I'd say the mammoth would probably be in a similar situation. Integrating them into elephant "culture" may be the only option.
that_guy
5 / 5 (2) Dec 06, 2011
If you actually know anything at an introductory level about those weapons, then you would realize that he's trying to make it sound extreme on purpose - not to demonstrate knowledge...It's a mix of mostly common high end elements, and a few made up components.

Correction - those are all real elements. The point is though that we use all this technology and materials science to get 'back to the basics'
Sinister1811
2 / 5 (8) Dec 07, 2011
That's a little extreme, isn't it?


I took it as him trying to show off about his knowledge of weapons or something... it was an odd comment in any case.

I took the comment about the compound bows, etc, as a sort of tongue in cheek reference as to how 'hunting for mammoths like our ancestors' wouldn't really resemble the way that our ancestors did it.
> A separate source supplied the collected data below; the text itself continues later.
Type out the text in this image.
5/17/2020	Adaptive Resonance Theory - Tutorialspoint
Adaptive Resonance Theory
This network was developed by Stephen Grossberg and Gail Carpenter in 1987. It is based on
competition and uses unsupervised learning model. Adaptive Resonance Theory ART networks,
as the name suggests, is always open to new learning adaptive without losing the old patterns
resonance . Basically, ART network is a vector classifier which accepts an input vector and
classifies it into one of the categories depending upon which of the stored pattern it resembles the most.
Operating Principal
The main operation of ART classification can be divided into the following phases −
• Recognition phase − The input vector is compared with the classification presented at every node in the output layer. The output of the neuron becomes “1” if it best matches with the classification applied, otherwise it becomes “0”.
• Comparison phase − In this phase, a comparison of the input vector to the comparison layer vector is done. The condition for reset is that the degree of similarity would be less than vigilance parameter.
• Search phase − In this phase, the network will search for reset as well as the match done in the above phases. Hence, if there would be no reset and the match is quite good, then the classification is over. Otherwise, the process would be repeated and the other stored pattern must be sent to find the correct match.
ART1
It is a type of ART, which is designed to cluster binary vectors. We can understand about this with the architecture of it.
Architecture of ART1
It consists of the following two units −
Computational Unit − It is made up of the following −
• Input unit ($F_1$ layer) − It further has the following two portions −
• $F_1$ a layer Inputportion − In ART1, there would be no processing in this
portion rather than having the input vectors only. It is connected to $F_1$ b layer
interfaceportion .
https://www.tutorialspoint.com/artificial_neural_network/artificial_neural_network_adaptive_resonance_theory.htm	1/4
You're probably right, but that wasn't how I saw it. I saw it as a hypothetical plan to brutally murder mammoths. lol
TheGhostofOtto1923
3.4 / 5 (17) Dec 07, 2011
That's a little extreme, isn't it?


I took it as him trying to show off about his knowledge of weapons or something... it was an odd comment in any case.

I took the comment about the compound bows, etc, as a sort of tongue in cheek reference as to how 'hunting for mammoths like our ancestors' wouldn't really resemble the way that our ancestors did it.

If you actually know anything at an introductory level about those weapons, then you would realize that he's trying to make it sound extreme on purpose - not to demonstrate knowledge...It's a mix of mostly common high end elements, and a few made up components.
Correct. It was technosarcasm. Except that bowhunting today uses all those refinements. Also laser rangefinders. Radio arrowtrackers. Etc. Exploding heads are illegal.
drel
5 / 5 (2) Dec 08, 2011
If cloning the beast wasn't difficult enough, just imagine the "mammoth undertaking" that would result when the creature dies!
Callippo
1.4 / 5 (5) Dec 08, 2011
Why don't we hear of cloning animals that are endangered?

I see - the Russians found a bone, so they want to use it as an opportunity for getting the priority and as a source grant money by now, the actual results are secondary. We should learn first how to clone an elephant reliably before wasting the only sample we have for adventurous experiments. Just my few cents, these Russian primitives will not listen anybody anyway. http://www2.macle...erosene/
TheGhostofOtto1923
3.1 / 5 (15) Dec 08, 2011
sorry - that got screwded all up-
TheGhostofOtto1923
3.1 / 5 (15) Dec 08, 2011
Why don't we hear of cloning animals that are endangered?
-Because we dont use GOOGLE to look them up?
https://www.googl...=cloning endangered species&gs_upl=0l0l0l3967lllllllllll0&aqi=g4s1

-Still not working o well.
Tausch
1 / 5 (3) Dec 09, 2011
Clone collateral damage to perfection first. When perfected work on extinct cases then.
rawa1
1 / 5 (3) Dec 09, 2011
Still not working too well.
Because we didn't succeed in any such cloning. At the Trans Ova Genetics in Sioux Center, Iowa, USA, a cloned Gaur was born from a surrogate domestic cow mother. However, the calf died within 48 hours. This wild cattle is the only endangered species, we attempted to clone so far. Apparently, if we would wait with cloning of mammoth ten, twenty years our chances would be much higher.
Xbw
1 / 5 (4) Jan 04, 2012
I'll bet the real drive behind the mammoth cloning is making super awesome mammoth coats and selling them on eBay.